I truly believe that God wants us to tack, to move slightly to the starboard, then to port, over and over again. To go against the wind is to head towards the source of the wind. While it is a lot of work to go through repeated tacks, it does makes a boat move fast. Not to mention it's a lot of fun. I believe the Rabbis of the Talmud understood this. There are gaps in the text, places where the rules are not clear. To follow literally the biblical text is bound to cause problems. The Rabbis came up with constructs which made variations on these themes in order to understand them. To understand "Do not boil a Kid in its mothers Milk" has the Rabbis asking a lot of questions. The literal is simple. yet to get to a complete exposition which requires separate dishes for milk and meat or milk and poultry, and possibly even another set for fish presents a lot of questions and tacking around the literal meaning of the negative mitzvah. Here is a set of questions that the rabbis did ask, mostly found in the Talmudic tractate Hullin:

• Is it only a young goat? Could it be an adult goat in its mother's milk?
• Is it only a goat or any of the small cattle like Sheep? Could it be bigger mammals like Cows?
• All but a few of the permitted meats like venison(12:22, 14:5), are also the meats used in temple sacrifice. We are told that we are to prepare venison like beef or lamb. Is any read meat the follows the preparation process not to be boiled with milk?
• Since poultry doesn't produce milk, can it be boiled in milk? Since poultry is prepared almost identical to beef, can it be boiled in milk?
• Is it just boiled in milk? Can it be eaten with milk?
• Can it be eaten with milk products?
Can small amounts on a dish be considered enough to mix milk and meat?
Can the udder of the cow be eaten?

These questions give answers that set precedents and halachah about mixing meat and dairy. Why the rabbis answers those questions they way they did is another discussion, but they did stray to port and starboard from the literal interpretation. On many of the death penalty cases, their response to the questions of a running a court case with a death penalty made it near impossible to invoke the death penalty, though Torah invokes it frequently.

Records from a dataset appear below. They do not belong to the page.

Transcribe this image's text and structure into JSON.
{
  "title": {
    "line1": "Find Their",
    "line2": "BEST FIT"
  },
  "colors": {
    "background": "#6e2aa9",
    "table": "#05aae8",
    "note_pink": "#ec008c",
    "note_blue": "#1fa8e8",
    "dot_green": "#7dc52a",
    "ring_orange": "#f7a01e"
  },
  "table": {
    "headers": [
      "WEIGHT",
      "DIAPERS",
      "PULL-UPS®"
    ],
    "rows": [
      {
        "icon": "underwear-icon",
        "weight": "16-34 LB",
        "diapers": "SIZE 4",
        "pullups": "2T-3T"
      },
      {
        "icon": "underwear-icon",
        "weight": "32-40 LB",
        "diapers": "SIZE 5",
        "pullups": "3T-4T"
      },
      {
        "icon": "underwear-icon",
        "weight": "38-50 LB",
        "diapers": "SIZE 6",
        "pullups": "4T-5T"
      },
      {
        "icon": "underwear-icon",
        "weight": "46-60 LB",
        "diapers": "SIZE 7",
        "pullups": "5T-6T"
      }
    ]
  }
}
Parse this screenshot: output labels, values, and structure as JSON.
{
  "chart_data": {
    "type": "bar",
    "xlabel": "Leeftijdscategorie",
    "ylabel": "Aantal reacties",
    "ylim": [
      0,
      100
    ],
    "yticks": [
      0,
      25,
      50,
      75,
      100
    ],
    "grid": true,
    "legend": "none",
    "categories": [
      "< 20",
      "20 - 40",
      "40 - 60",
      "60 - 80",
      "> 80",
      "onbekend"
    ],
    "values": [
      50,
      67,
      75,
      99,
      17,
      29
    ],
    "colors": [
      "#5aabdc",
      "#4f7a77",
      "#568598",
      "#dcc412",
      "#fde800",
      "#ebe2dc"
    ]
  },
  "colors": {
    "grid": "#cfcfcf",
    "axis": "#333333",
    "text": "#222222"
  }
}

I am not yet a good sailor. I need a lot of practice. Yet I understand the idea of sailing and can handle the tiller and main sheet okay, and sometimes as a team with Sweetie. I find all too often it's best to tack, and in many ways it's fun to tack. Such is true of Torah as well. Some have tacked on the sea of Torah over centuries. Some we do now so routinely,we do not even question. Yet, there are a lot of things we do need to question and answer differently than we did centuries or even decades ago. Fundamentalism, even when based on someone else's tacking, ends up refusing to tack. It can only go in one direction, failing to make the destination if the winds change. It is clear to me that the winds do change, and to get to the destination, the source of that wind, requires a lot of work and not just going to the left or the the right, but going ahead by going back and forth, moving port and starboard.